Recensione:
What is it about blue that prompts a precious kind of reverie, just a sigh away (or maybe not) from whimsy? It's surely the hue of bright modernity: blue jeans, blue-liveried liners on blue seas under blue skies, a blurry blue world seen from space. Of course, all those new blues are now old ones: 20th-century blues. There are blues and blues, chromo-culturally speaking, and Carol Mavor's Blue Mythologies: Reflections on a Colour is all about infinite or involuted meanings, the plunge into a blue that Rebecca Solnit, in her Field Guide to Getting Lost, calls 'the color of longing for the distances you never arrive in.' Blue, in Mavor's vertiginous essay, is not so much an object of art-historical analysis as an energy or atmosphere, the very mood in which [Mavor] thinks and writes. --Brian Dillon, Modern Painters
[An] evocative new book - a work which wanders at will over a world of blue.

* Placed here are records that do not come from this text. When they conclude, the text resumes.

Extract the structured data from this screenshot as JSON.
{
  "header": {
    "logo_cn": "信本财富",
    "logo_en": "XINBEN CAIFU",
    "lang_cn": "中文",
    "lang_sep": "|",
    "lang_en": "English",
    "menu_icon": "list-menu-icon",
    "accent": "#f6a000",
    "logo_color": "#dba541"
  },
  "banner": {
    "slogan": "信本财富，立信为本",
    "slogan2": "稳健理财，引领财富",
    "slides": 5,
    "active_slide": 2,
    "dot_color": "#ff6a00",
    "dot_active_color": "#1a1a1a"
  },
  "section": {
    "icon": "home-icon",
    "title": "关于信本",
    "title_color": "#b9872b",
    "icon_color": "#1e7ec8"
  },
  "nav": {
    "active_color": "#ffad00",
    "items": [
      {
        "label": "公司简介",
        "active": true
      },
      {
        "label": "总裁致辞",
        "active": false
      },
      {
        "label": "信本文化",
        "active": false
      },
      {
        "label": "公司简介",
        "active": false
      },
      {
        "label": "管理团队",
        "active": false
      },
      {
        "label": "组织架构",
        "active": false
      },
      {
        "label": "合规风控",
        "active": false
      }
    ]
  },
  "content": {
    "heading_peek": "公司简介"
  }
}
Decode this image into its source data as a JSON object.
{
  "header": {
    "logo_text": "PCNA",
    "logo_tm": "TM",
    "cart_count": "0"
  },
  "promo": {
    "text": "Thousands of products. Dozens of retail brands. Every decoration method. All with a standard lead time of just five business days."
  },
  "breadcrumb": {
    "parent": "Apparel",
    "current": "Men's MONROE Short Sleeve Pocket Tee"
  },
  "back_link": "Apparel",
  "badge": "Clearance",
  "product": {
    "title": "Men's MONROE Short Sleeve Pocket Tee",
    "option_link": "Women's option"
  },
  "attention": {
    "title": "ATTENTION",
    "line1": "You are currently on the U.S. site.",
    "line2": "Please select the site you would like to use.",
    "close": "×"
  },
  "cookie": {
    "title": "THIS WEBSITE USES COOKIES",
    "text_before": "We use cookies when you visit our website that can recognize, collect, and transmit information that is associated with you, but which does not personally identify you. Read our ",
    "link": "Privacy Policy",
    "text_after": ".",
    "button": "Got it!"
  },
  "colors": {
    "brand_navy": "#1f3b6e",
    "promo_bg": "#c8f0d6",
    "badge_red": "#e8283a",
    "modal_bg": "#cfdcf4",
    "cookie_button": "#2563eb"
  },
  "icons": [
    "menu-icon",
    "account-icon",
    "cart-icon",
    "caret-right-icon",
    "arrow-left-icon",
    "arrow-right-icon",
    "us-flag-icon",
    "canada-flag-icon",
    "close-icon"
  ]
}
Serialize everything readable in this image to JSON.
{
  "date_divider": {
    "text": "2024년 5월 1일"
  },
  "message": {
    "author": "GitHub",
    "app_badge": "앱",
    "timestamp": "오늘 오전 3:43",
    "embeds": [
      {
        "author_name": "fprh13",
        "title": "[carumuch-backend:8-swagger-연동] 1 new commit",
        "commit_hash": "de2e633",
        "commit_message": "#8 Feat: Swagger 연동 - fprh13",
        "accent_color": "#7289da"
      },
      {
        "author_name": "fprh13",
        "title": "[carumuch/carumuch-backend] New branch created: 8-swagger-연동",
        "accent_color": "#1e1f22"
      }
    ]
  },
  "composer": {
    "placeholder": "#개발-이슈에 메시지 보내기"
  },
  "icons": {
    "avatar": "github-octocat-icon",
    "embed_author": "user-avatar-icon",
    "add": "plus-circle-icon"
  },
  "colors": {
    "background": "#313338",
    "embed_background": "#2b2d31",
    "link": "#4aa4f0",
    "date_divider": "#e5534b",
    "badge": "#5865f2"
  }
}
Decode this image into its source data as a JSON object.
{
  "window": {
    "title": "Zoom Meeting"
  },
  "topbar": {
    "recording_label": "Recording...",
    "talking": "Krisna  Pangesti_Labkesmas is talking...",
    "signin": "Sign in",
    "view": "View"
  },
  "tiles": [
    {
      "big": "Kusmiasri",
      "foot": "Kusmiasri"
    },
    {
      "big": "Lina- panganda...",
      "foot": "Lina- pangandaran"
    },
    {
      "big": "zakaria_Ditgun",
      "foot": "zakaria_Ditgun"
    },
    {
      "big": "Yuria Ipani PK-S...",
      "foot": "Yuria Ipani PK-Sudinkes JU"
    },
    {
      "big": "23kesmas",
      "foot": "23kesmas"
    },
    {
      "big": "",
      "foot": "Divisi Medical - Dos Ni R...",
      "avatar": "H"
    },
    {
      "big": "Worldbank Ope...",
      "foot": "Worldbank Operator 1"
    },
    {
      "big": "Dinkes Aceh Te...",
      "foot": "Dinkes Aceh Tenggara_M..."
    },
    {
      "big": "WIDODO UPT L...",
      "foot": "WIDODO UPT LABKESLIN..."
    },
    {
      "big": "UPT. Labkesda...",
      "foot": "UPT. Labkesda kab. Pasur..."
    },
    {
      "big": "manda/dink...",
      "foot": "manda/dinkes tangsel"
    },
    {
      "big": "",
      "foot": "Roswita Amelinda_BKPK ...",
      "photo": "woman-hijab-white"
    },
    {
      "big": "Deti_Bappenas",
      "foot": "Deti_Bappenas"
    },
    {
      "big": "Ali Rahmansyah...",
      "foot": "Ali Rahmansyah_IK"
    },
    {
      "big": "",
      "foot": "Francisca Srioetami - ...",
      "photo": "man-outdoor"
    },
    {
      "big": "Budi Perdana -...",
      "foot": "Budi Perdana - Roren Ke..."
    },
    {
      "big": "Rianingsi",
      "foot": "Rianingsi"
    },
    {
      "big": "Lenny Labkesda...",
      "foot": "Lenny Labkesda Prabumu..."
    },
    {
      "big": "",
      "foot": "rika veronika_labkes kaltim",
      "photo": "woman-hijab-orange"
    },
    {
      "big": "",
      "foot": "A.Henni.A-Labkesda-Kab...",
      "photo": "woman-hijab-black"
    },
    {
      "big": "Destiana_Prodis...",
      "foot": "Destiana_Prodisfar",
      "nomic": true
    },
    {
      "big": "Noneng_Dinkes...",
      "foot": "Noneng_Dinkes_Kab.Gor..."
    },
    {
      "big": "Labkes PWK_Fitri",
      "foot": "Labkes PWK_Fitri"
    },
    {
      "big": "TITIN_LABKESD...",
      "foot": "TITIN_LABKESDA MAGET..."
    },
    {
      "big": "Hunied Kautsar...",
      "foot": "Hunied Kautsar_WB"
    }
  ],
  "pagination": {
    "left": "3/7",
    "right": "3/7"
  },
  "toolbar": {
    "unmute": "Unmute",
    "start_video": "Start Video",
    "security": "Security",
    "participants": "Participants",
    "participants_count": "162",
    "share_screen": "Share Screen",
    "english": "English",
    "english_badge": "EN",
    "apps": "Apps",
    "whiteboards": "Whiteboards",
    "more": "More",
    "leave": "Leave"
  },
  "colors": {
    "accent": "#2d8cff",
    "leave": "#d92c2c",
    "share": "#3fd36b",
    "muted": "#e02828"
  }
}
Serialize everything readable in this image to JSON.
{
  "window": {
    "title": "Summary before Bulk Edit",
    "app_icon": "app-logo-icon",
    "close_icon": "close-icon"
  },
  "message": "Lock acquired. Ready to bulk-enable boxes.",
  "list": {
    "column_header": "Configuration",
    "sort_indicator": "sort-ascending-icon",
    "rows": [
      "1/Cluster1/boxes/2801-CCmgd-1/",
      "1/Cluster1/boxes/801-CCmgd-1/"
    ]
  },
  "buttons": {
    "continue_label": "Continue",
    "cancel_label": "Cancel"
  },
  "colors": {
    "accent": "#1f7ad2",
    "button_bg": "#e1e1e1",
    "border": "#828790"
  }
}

Mavor's book could hardly be less constrained by its divided subject. Hers is a stream of consciousness, illustrated by a lavish wash of colour reproductions. --Times Higher Education
In Blue Mythologies, Carol Mavor provides her own 'reflections' on blue, as her subtitle reads, employing as a guide no discernible chronology but for the admirable compass of her own affective and intellectual sensibilities . . . Mavor has developed a style that marries the erudition of scholarly writing with the intimacy of a diary . . . illustrated throughout by lavish reproductions of everything from 14th century frescoes to 21st century contemporary daguerreotypes, Mavor is at her somersaulting best, moving effortlessly between disciplines . . . The success of her book is to coax us into having a less complacent attitude to our own contradictory investments, even when it comes to something as apparently innocuous as a color.' --Los Angeles Review of Books
L'autore:
Carol Mavor is professor of art history and visual culture at the University of Manchester. She has published widely on photography, cinema, color, and childhood. Her books include Aurelia: Art and Literature through the Mouth of the Fairy Tale, also published by Reaktion Books, as well as Black and Blue: The Bruising Passion of Camera Lucida, La Jetée, Sans soleil, and Hiroshima mon amour.